Нам же, детям, было совсем не страшно, а скорее даже интересно. Это сейчас, когда те события отдалились на целую жизнь, я понимаю, что почти все ребята, которых в де дни призвали в армию, погибли или остались покалеченными душой и телом.


…Итак, уже две недели, как идёт война. Немцы наступают. Когда они стали подходить к нашей деревне, бабушка решила нас отправить в Ленинград: тётю Дусю с её детьми и меня. На подводах мы добрались до промежуточной станции Огорели. На большие узловые станции Оредеж или Чёлово попасть было невозможно – их уже захватили немцы. Что творилось на маленькой станции Огорели! Столпотворение! В основном, матери с детьми. Вместо летнего отдыха им пришлось ринуться обратно в Ленинград, подальше от наступающих немцев.

 Ждали товарного поезда. Он, наконец-то, пришёл…
Что тут началось! Народ ломился в вагоны. Лезли по головам друг друга, кто как мог: женщины, старики, дети. Крики, стоны…Люди не соображали, что делают. Мы с трудом преодолели это испытание. Тётя Дуся тогда была молодой, да и я уже не ребёнок. Мы с ней буквально впихнули в вагон поочерёдно её детей: старшему было семь лет, среднему – пять и маленькому – два годика. Затем и сами кое-как втиснулись. Наскоро сколоченные скамьи, духота и полумрак  (в «телячьих» вагонах окон нет)… Мест, конечно, всем не хватило.  Многие беженцы так и ехали, стоя.


 Полным-полно маленьких детей, они плачут и просят пить. Поезд тащится еле-еле, делая частые остановки. Люди выскакивают на остановках и тут же быстро справляют нужду – эшелон мог тронуться в любую минуту.  Над нами летали немецкие самолёты, эшелон бомбили,  ехали мучительно долго. Но в Ленинград поезд всё-таки прибыл.
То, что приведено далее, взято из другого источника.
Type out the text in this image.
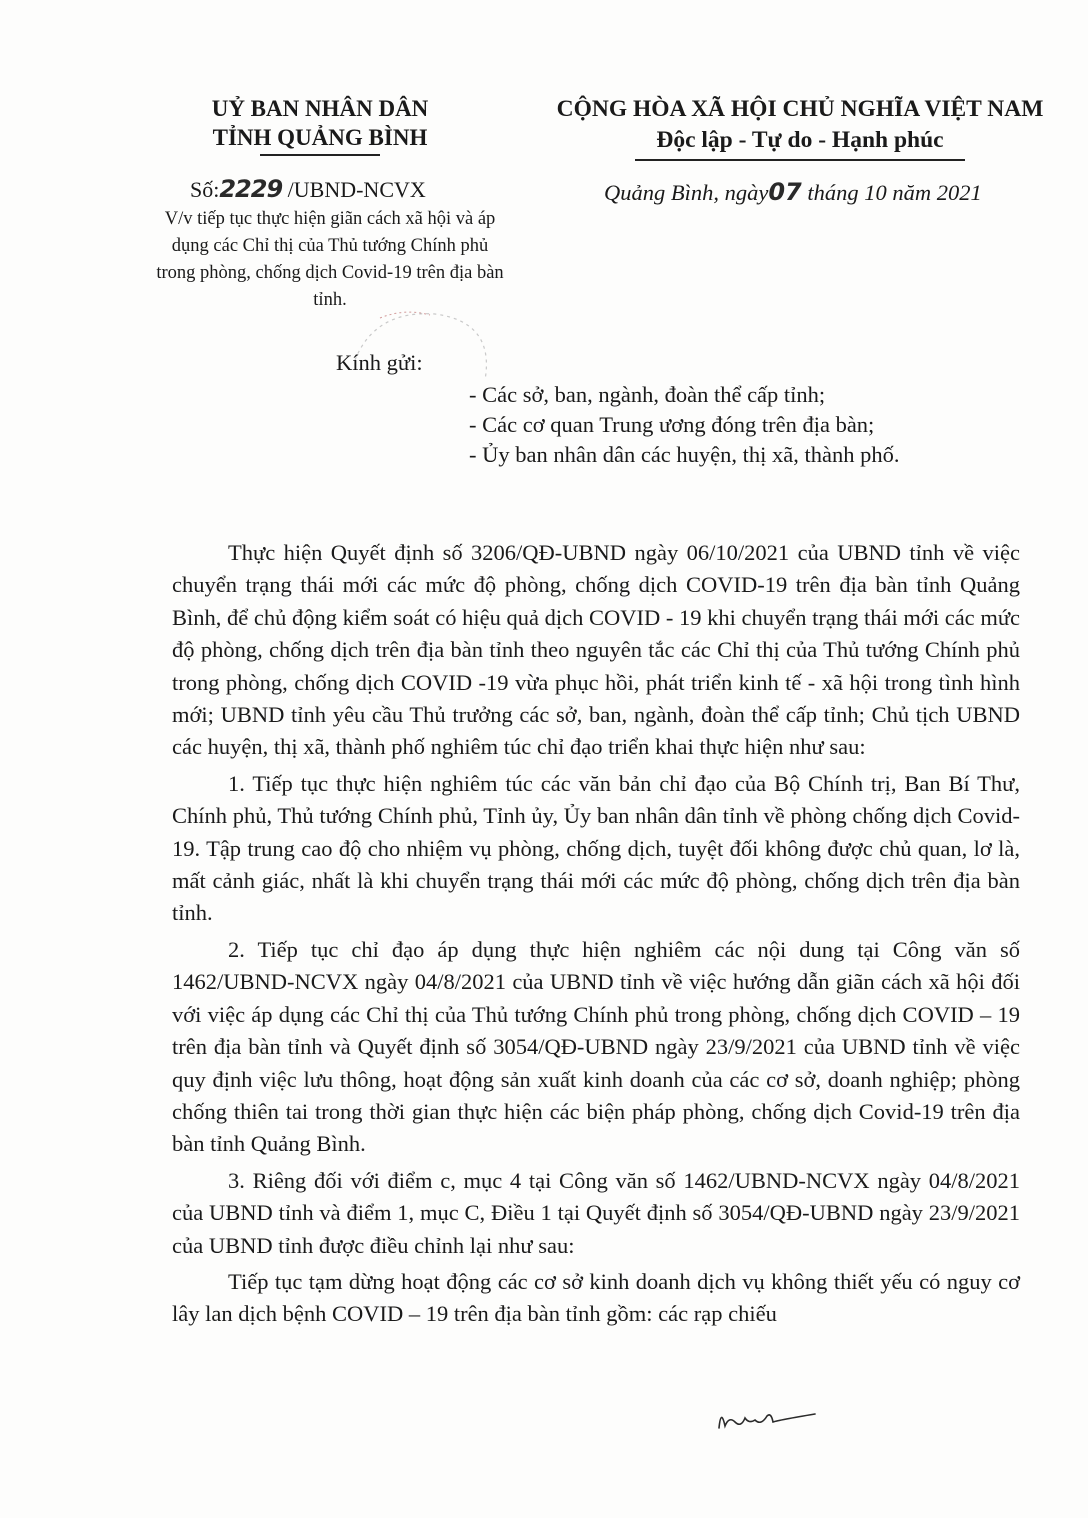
UỶ BAN NHÂN DÂN
TỈNH QUẢNG BÌNH
CỘNG HÒA XÃ HỘI CHỦ NGHĨA VIỆT NAM
Độc lập - Tự do - Hạnh phúc
Số:2229 /UBND-NCVX	Quảng Bình, ngày07 tháng 10 năm 2021
V/v tiếp tục thực hiện giãn cách xã hội và áp dụng các Chỉ thị của Thủ tướng Chính phủ trong phòng, chống dịch Covid-19 trên địa bàn tỉnh.
Kính gửi:
- Các sở, ban, ngành, đoàn thể cấp tỉnh;
- Các cơ quan Trung ương đóng trên địa bàn;
- Ủy ban nhân dân các huyện, thị xã, thành phố.

Thực hiện Quyết định số 3206/QĐ-UBND ngày 06/10/2021 của UBND tỉnh về việc chuyển trạng thái mới các mức độ phòng, chống dịch COVID-19 trên địa bàn tỉnh Quảng Bình, để chủ động kiểm soát có hiệu quả dịch COVID - 19 khi chuyển trạng thái mới các mức độ phòng, chống dịch trên địa bàn tỉnh theo nguyên tắc các Chỉ thị của Thủ tướng Chính phủ trong phòng, chống dịch COVID -19 vừa phục hồi, phát triển kinh tế - xã hội trong tình hình mới; UBND tỉnh yêu cầu Thủ trưởng các sở, ban, ngành, đoàn thể cấp tỉnh; Chủ tịch UBND các huyện, thị xã, thành phố nghiêm túc chỉ đạo triển khai thực hiện như sau:

1. Tiếp tục thực hiện nghiêm túc các văn bản chỉ đạo của Bộ Chính trị, Ban Bí Thư, Chính phủ, Thủ tướng Chính phủ, Tỉnh ủy, Ủy ban nhân dân tỉnh về phòng chống dịch Covid-19. Tập trung cao độ cho nhiệm vụ phòng, chống dịch, tuyệt đối không được chủ quan, lơ là, mất cảnh giác, nhất là khi chuyển trạng thái mới các mức độ phòng, chống dịch trên địa bàn tỉnh.

2. Tiếp tục chỉ đạo áp dụng thực hiện nghiêm các nội dung tại Công văn số 1462/UBND-NCVX ngày 04/8/2021 của UBND tỉnh về việc hướng dẫn giãn cách xã hội đối với việc áp dụng các Chỉ thị của Thủ tướng Chính phủ trong phòng, chống dịch COVID – 19 trên địa bàn tỉnh và Quyết định số 3054/QĐ-UBND ngày 23/9/2021 của UBND tỉnh về việc quy định việc lưu thông, hoạt động sản xuất kinh doanh của các cơ sở, doanh nghiệp; phòng chống thiên tai trong thời gian thực hiện các biện pháp phòng, chống dịch Covid-19 trên địa bàn tỉnh Quảng Bình.

3. Riêng đối với điểm c, mục 4 tại Công văn số 1462/UBND-NCVX ngày 04/8/2021 của UBND tỉnh và điểm 1, mục C, Điều 1 tại Quyết định số 3054/QĐ-UBND ngày 23/9/2021 của UBND tỉnh được điều chỉnh lại như sau:

Tiếp tục tạm dừng hoạt động các cơ sở kinh doanh dịch vụ không thiết yếu có nguy cơ lây lan dịch bệnh COVID – 19 trên địa bàn tỉnh gồm: các rạp chiếu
…Дома я не застала Толю. Вместе с другими детьми его эвакуировали в Окуловку. Чуть позже, когда немцы усиленно стали подбираться к городу, мама быстро собралась, поехала в Окуловку и забрала его. Остальных детей отправили на Северный Кавказ. Если бы Толю мама не забрала, то, может быть, он бы и остался жив, но тогда потерялся бы, как потерялись многие эвакуированные дети. Мама этого очень боялась, и мы вновь оказались все вместе в Ленинграде.
Правда, без отца – он ушёл на фронт добровольцем.
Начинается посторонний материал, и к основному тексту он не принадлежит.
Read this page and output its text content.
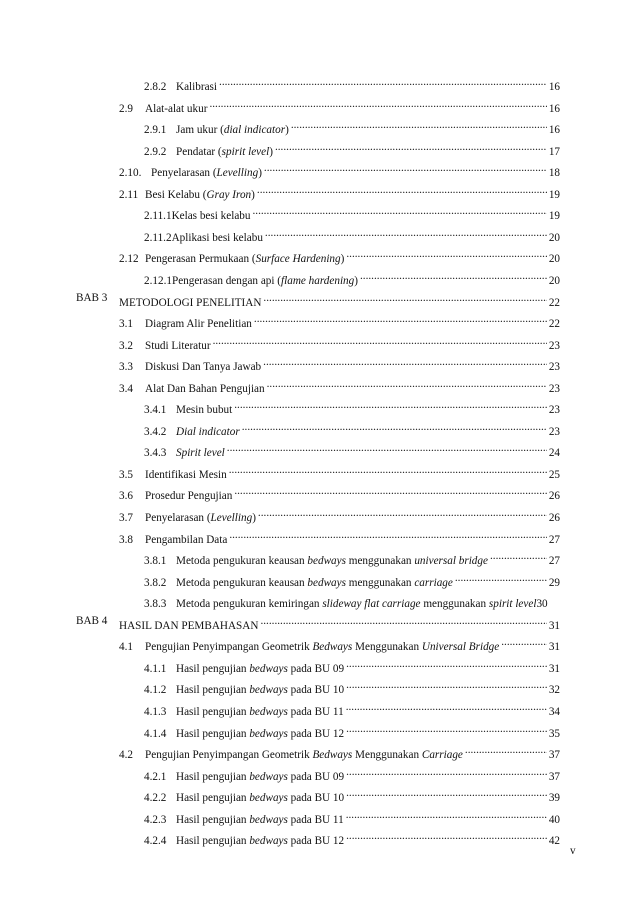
2.8.2 Kalibrasi .....	16
2.9 Alat-alat ukur .....	16
2.9.1 Jam ukur (dial indicator) .....	16
2.9.2 Pendatar (spirit level) .....	17
2.10. Penyelarasan (Levelling) .....	18
2.11 Besi Kelabu (Gray Iron) .....	19
2.11.1Kelas besi kelabu .....	19
2.11.2Aplikasi besi kelabu .....	20
2.12 Pengerasan Permukaan (Surface Hardening) .....	20
2.12.1Pengerasan dengan api (flame hardening) .....	20
BAB 3 METODOLOGI PENELITIAN .....	22
3.1 Diagram Alir Penelitian .....	22
3.2 Studi Literatur .....	23
3.3 Diskusi Dan Tanya Jawab .....	23
3.4 Alat Dan Bahan Pengujian .....	23
3.4.1 Mesin bubut .....	23
3.4.2 Dial indicator .....	23
3.4.3 Spirit level .....	24
3.5 Identifikasi Mesin .....	25
3.6 Prosedur Pengujian .....	26
3.7 Penyelarasan (Levelling) .....	26
3.8 Pengambilan Data .....	27
3.8.1 Metoda pengukuran keausan bedways menggunakan universal bridge .....	27
3.8.2 Metoda pengukuran keausan bedways menggunakan carriage .....	29
3.8.3 Metoda pengukuran kemiringan slideway flat carriage menggunakan spirit level 30
BAB 4 HASIL DAN PEMBAHASAN .....	31
4.1 Pengujian Penyimpangan Geometrik Bedways Menggunakan Universal Bridge .....	31
4.1.1 Hasil pengujian bedways pada BU 09 .....	31
4.1.2 Hasil pengujian bedways pada BU 10 .....	32
4.1.3 Hasil pengujian bedways pada BU 11 .....	34
4.1.4 Hasil pengujian bedways pada BU 12 .....	35
4.2 Pengujian Penyimpangan Geometrik Bedways Menggunakan Carriage .....	37
4.2.1 Hasil pengujian bedways pada BU 09 .....	37
4.2.2 Hasil pengujian bedways pada BU 10 .....	39
4.2.3 Hasil pengujian bedways pada BU 11 .....	40
4.2.4 Hasil pengujian bedways pada BU 12 .....	42
v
…Четвёртый месяц идёт война. В Ленинграде – бомбёжки и обстрелы. Все жильцы нашего дома поочерёдно дежурят на крыше. Мы с мамой – тоже. На чердаке стоял бак с водой, и огромными щипцами надо было хватать горящую фугаску и окунать её в воду. Нам с мамой повезло: во время нашего дежурства снаряды в наш дом не попадали. Бомбёжки с каждым днём учащались. Вечером и днём объявлялась воздушная тревога. Все жильцы спускались вниз и сидели под лестницей, прижавшись друг к другу. Бывало так, что только поднимаемся в свою квартиру после отбоя, как снова начинается вой сирен. Когда оборудовали бомбоубежище в подвале, то иногда мы часами не выходили оттуда. Помнится, что с нами пытались проводить какие-то уроки. Тогда ещё голода не было, хотя все продукты уже распределялись по карточкам.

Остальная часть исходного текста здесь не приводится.